Somalia is facing challenges of Al-Shabaab embedding moles inside government.
The July 24 suicide bombing that killed the Mayor of Mogadishu was disturbing on all levels, security experts say. Abdirahman Omar Osman was killed by one of his own aides, a female who was blind, and who acted in covert with another one of his employees, also a female.
Osman’s death highlights unsettling fact, a cold and hard reality, that the Al-Qaeda affiliated Al-Shabaab had once again infiltrated an important Somali government entity.
In April 2019, Somali authorities arrested the commissioner of Mahaas, a town in central Somalia for facilitating Al-Shabaab suicide bombing that killed the commissioner’s deputy.

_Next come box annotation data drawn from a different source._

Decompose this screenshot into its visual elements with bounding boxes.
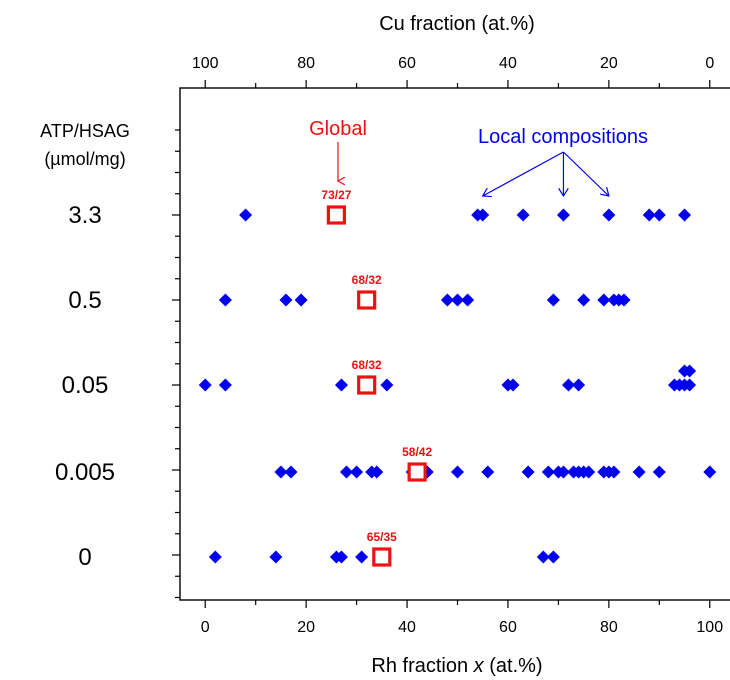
local-point — [294, 293, 308, 307]
local-point — [572, 378, 586, 392]
local-point — [208, 550, 222, 564]
x-axis-label-top: Cu fraction (at.%) — [379, 13, 535, 35]
local-point — [334, 378, 348, 392]
x-axis-label-bottom: Rh fraction x (at.%) — [371, 655, 542, 677]
local-point — [617, 293, 631, 307]
local-point — [683, 364, 697, 378]
y-category-label: 0 — [78, 544, 91, 571]
local-point — [652, 465, 666, 479]
y-category-label: 3.3 — [68, 202, 101, 229]
annotation-arrows — [338, 142, 609, 196]
global-data-label: 73/27 — [321, 188, 351, 202]
local-point — [284, 465, 298, 479]
global-point — [326, 205, 347, 225]
local-point — [652, 208, 666, 222]
plot-frame — [179, 87, 730, 601]
local-point — [516, 208, 530, 222]
local-point — [678, 208, 692, 222]
local-point — [556, 208, 570, 222]
local-point — [546, 550, 560, 564]
local-point — [239, 208, 253, 222]
top-tick-label: 60 — [398, 55, 416, 72]
local-point — [546, 293, 560, 307]
local-point — [597, 293, 611, 307]
local-point — [269, 550, 283, 564]
global-point — [357, 375, 377, 395]
local-point — [577, 293, 591, 307]
global-data-label: 65/35 — [367, 530, 397, 544]
y-axis-label-line2: (µmol/mg) — [44, 149, 125, 169]
local-point — [198, 378, 212, 392]
top-tick-label: 20 — [600, 55, 618, 72]
y-category-label: 0.5 — [68, 287, 101, 314]
local-point — [481, 465, 495, 479]
local-point — [451, 293, 464, 307]
local-point — [218, 293, 232, 307]
local-point — [541, 465, 555, 479]
annotation-local-compositions: Local compositions — [478, 126, 648, 148]
top-tick-label: 80 — [297, 55, 315, 72]
y-axis-label-line1: ATP/HSAG — [40, 121, 130, 141]
local-point — [582, 465, 596, 479]
local-point — [642, 208, 656, 222]
y-category-label: 0.05 — [62, 372, 109, 399]
local-point — [602, 208, 616, 222]
local-point — [274, 465, 288, 479]
top-tick-label: 100 — [192, 55, 219, 72]
global-point — [407, 462, 427, 482]
local-point — [476, 208, 490, 222]
local-point — [340, 465, 353, 479]
local-point — [607, 465, 621, 479]
local-point — [562, 378, 575, 392]
top-tick-label: 0 — [705, 55, 714, 72]
x-tick-label: 100 — [696, 619, 723, 636]
local-point — [536, 550, 550, 564]
global-data-label: 68/32 — [352, 358, 382, 372]
top-axis-tick-labels: 100 80 60 40 20 0 — [192, 55, 714, 72]
local-composition-points — [198, 208, 717, 564]
y-category-label: 0.005 — [55, 459, 115, 486]
local-point — [506, 378, 520, 392]
local-point — [683, 378, 697, 392]
x-tick-label: 40 — [398, 619, 416, 636]
local-point — [380, 378, 394, 392]
x-tick-label: 20 — [297, 619, 315, 636]
top-axis-ticks — [204, 80, 711, 88]
global-point — [357, 290, 377, 310]
local-arrow — [563, 151, 608, 196]
x-tick-label: 80 — [600, 619, 618, 636]
local-point — [451, 465, 464, 479]
local-point — [440, 293, 454, 307]
local-point — [703, 465, 717, 479]
local-point — [632, 465, 646, 479]
top-tick-label: 40 — [499, 55, 517, 72]
left-axis-ticks — [172, 129, 180, 599]
global-point — [372, 547, 392, 567]
global-data-label: 58/42 — [402, 445, 432, 459]
local-point — [556, 465, 570, 479]
local-point — [370, 465, 384, 479]
local-point — [355, 550, 369, 564]
global-data-label: 68/32 — [352, 273, 382, 287]
annotation-global: Global — [309, 118, 367, 140]
local-point — [521, 465, 535, 479]
local-point — [279, 293, 293, 307]
x-tick-label: 0 — [201, 619, 210, 636]
y-category-labels: 3.3 0.5 0.05 0.005 0 — [55, 202, 115, 571]
local-arrow — [483, 151, 564, 196]
x-tick-label: 60 — [499, 619, 517, 636]
local-point — [461, 293, 475, 307]
global-composition-markers: 73/27 68/32 68/32 58/42 65/35 — [321, 188, 432, 567]
bottom-axis-ticks — [204, 600, 711, 608]
bottom-axis-tick-labels: 0 20 40 60 80 100 — [201, 619, 723, 636]
local-point — [218, 378, 232, 392]
local-point — [334, 550, 348, 564]
local-point — [350, 465, 364, 479]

In 2016, a court convicted Abdiweli Mohamed Maow, who was the head of Mogadishu airport security, for aiding in smuggling a laptop computer bomb onto a outbound flight.
The bomb exploded 15 minutes after takeoff but luckily failed to bring down the plane, which safely returned to the Mogadishu airport.
In 2014, Abdisalam Mohamed Hassan, a top official in Somalia’s National Intelligence and Security Agency (NISA), was found guilty of providing photos of security agents and other identifying data to Al-Shabaab.

After the recent attack on the Mogadishu mayor, Somali President Mohamed Abdullahi Mohamed, better known as Farmajo, ordered the government to come up with a comprehensive plan to root out individuals in government agencies “aiding terrorists directly and indirectly.”
Said Abdulle Dilib, a former Al-Shabaab operative who defected to the Somali government says the militant group works hard to infiltrate government agencies, offices and security teams.
“They infiltrate in three ways,” he said. “They infiltrate by sending one of theirs into the government agencies; they also try to recruit someone already working with the government, and they try to secure the services of an agent, someone they can pay in return for assistance.”
He said the group has been most successful in buying the services of people working for the government, who tend to get paid on an irregular basis. “They pay them, it’s not a lot of money – two to three hundred dollars,” he said.